Но, сделавшись полностью светским, искусство отнюдь не переродилось. Оно не потеряло своей священной устремленности, а только окончательно в ней утвердилось, ибо что есть «священное», как не удовлетворение снедающей человека страсти одолеть «судьбу», обуздать хаос, осмыслить бессмыслицу, из раба стихий превратиться в их властелина? Творчество художника все это, согласно Мальро, как раз и несет в себе. А значит, оно может и должно быть светской заменой «священного», возмещением «богооставленности» человека XX столетия, утолением изначальной метафизической жажды, которая вовсе не пропадает вместе с насыщавшим ее христианством, а только обостряется у пересохшего источника.
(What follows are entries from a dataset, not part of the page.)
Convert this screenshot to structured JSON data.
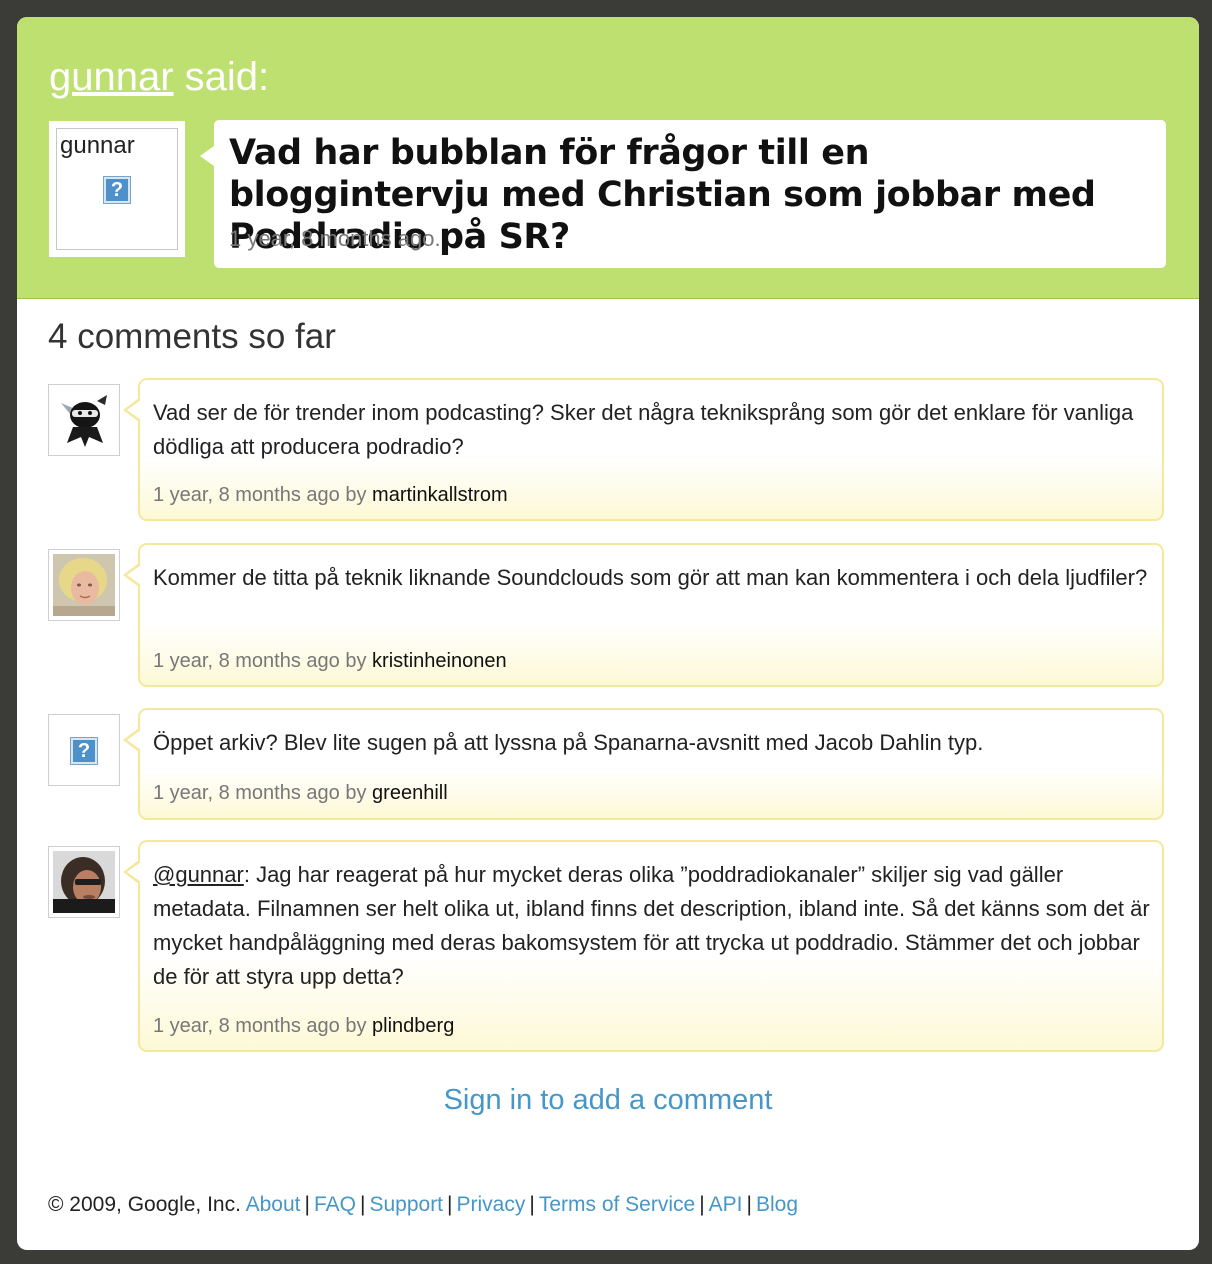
{
  "header": {
    "username": "gunnar",
    "said_suffix": " said:",
    "avatar_alt": "gunnar",
    "avatar_icon": "?",
    "question": "Vad har bubblan för frågor till en bloggintervju med Christian som jobbar med Poddradio på SR?",
    "time": "1 year, 8 months ago.",
    "bg_color": "#bde070"
  },
  "comments_heading": "4 comments so far",
  "comments": [
    {
      "text": "Vad ser de för trender inom podcasting? Sker det några tekniksprång som gör det enklare för vanliga dödliga att producera podradio?",
      "time": "1 year, 8 months ago",
      "by": " by ",
      "author": "martinkallstrom",
      "avatar": "ninja-avatar-icon"
    },
    {
      "text": "Kommer de titta på teknik liknande Soundclouds som gör att man kan kommentera i och dela ljudfiler?",
      "time": "1 year, 8 months ago",
      "by": " by ",
      "author": "kristinheinonen",
      "avatar": "photo-avatar"
    },
    {
      "text": "Öppet arkiv? Blev lite sugen på att lyssna på Spanarna-avsnitt med Jacob Dahlin typ.",
      "time": "1 year, 8 months ago",
      "by": " by ",
      "author": "greenhill",
      "avatar": "question-mark-icon",
      "avatar_icon": "?"
    },
    {
      "mention": "@gunnar",
      "text": ": Jag har reagerat på hur mycket deras olika ”poddradiokanaler” skiljer sig vad gäller metadata. Filnamnen ser helt olika ut, ibland finns det description, ibland inte. Så det känns som det är mycket handpåläggning med deras bakomsystem för att trycka ut poddradio. Stämmer det och jobbar de för att styra upp detta?",
      "time": "1 year, 8 months ago",
      "by": " by ",
      "author": "plindberg",
      "avatar": "photo-avatar"
    }
  ],
  "signin": "Sign in to add a comment",
  "footer": {
    "copyright": "© 2009, Google, Inc.",
    "links": [
      "About",
      "FAQ",
      "Support",
      "Privacy",
      "Terms of Service",
      "API",
      "Blog"
    ],
    "separator": "|"
  }
}
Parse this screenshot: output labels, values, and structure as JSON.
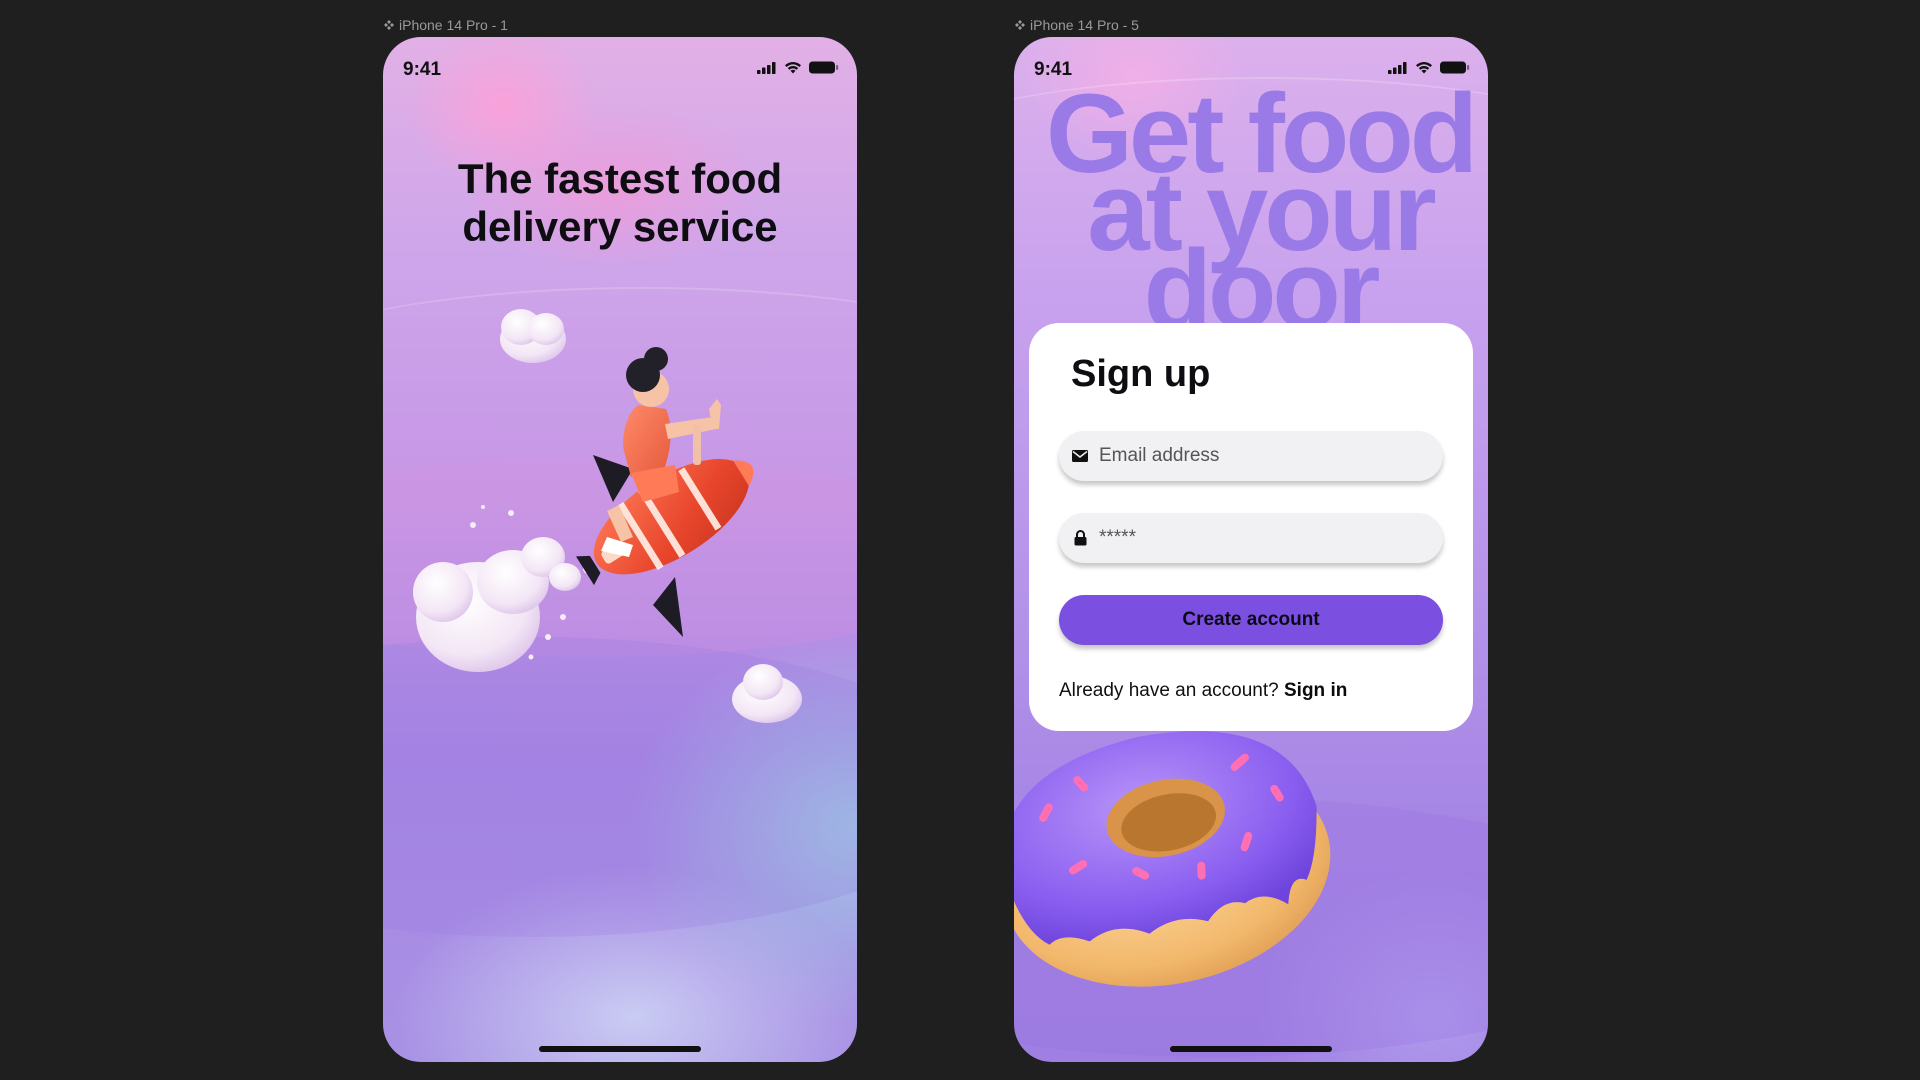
{
  "frames": [
    {
      "label": "iPhone 14 Pro - 1",
      "status_time": "9:41",
      "title_lines": [
        "The fastest food",
        "delivery service"
      ]
    },
    {
      "label": "iPhone 14 Pro - 5",
      "status_time": "9:41",
      "bg_headline_lines": [
        "Get food",
        "at your",
        "door"
      ],
      "signup": {
        "title": "Sign up",
        "email_placeholder": "Email address",
        "password_placeholder": "*****",
        "create_account_label": "Create account",
        "already_text": "Already have an account?",
        "signin_link": "Sign in"
      }
    }
  ],
  "colors": {
    "canvas_bg": "#1f1f1f",
    "accent": "#7b4fe0",
    "headline_purple": "#9a7ae6"
  },
  "icons": [
    "component-icon",
    "signal-icon",
    "wifi-icon",
    "battery-icon",
    "mail-icon",
    "lock-icon"
  ]
}
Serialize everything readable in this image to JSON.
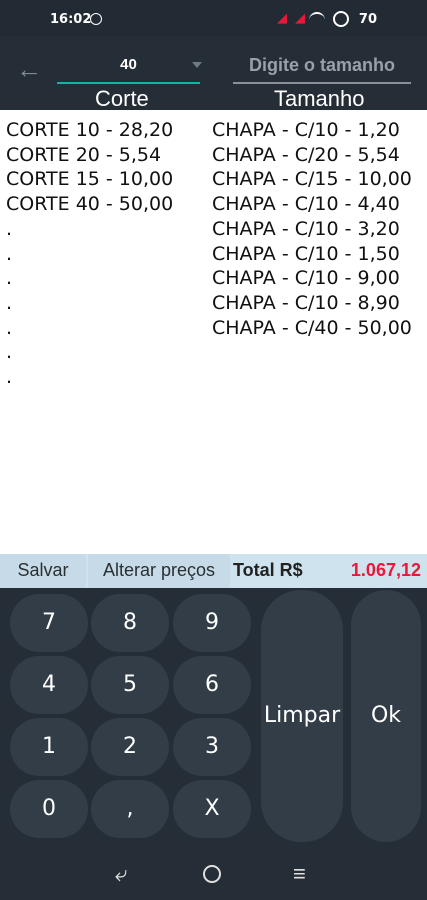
{
  "status": {
    "time": "16:02",
    "battery": "70"
  },
  "topbar": {
    "back_icon": "arrow-left-icon",
    "selected_value": "40",
    "size_placeholder": "Digite o tamanho"
  },
  "headers": {
    "corte": "Corte",
    "tamanho": "Tamanho"
  },
  "corte_items": [
    "CORTE 10 - 28,20",
    "CORTE 20 - 5,54",
    "CORTE 15 - 10,00",
    "CORTE 40 - 50,00",
    ".",
    ".",
    ".",
    ".",
    ".",
    ".",
    "."
  ],
  "tamanho_items": [
    "CHAPA - C/10 - 1,20",
    "CHAPA - C/20 - 5,54",
    "CHAPA - C/15 - 10,00",
    "CHAPA - C/10 - 4,40",
    "CHAPA - C/10 - 3,20",
    "CHAPA - C/10 - 1,50",
    "CHAPA - C/10 - 9,00",
    "CHAPA - C/10 - 8,90",
    "CHAPA - C/40 - 50,00"
  ],
  "actions": {
    "salvar": "Salvar",
    "alterar": "Alterar preços",
    "total_label": "Total R$",
    "total_value": "1.067,12"
  },
  "keypad": {
    "keys": [
      "7",
      "8",
      "9",
      "4",
      "5",
      "6",
      "1",
      "2",
      "3",
      "0",
      ",",
      "X"
    ],
    "limpar": "Limpar",
    "ok": "Ok"
  }
}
Мальро убежден, что в нашем веке, когда под напором знаний выветривается вера в божественное и повсюду распространяется неведомая человечеству за все тысячелетия прошлого безрелигиозная цивилизация[93] с ее культом науки и техники, искусство призвано послужить последним земным прибежищем «священного», живым средоточием духовных ценностей, хранительницей которых прежде, независимо от вероисповедания, бралась выступать церковь. Духовная культура – единственное в глазах Мальро, что откликается на личностно-«бытийную» потребность в подлинном и конечном смысле жизни, которого не сыщешь ни в накоплении материальных благ, ни в безудержном росте знаний и умения, уже успевших обнаружить свои угрожающие задатки. Искусство будущего «должно вернуть богов на землю»[94] и видится Мальро всеохватывающей мирской церковью со своими храмами – домами культуры в каждом поселении, своими прихожанами – зрителями и слушателями, своими жрецами – живописцами, музыкантами, писателями. В бытность министром культуры в правительстве де Голля, Мальро оборудовал такие дома культуры во французских городах с истовостью, какую в старину вкладывали в возведение христианских соборов.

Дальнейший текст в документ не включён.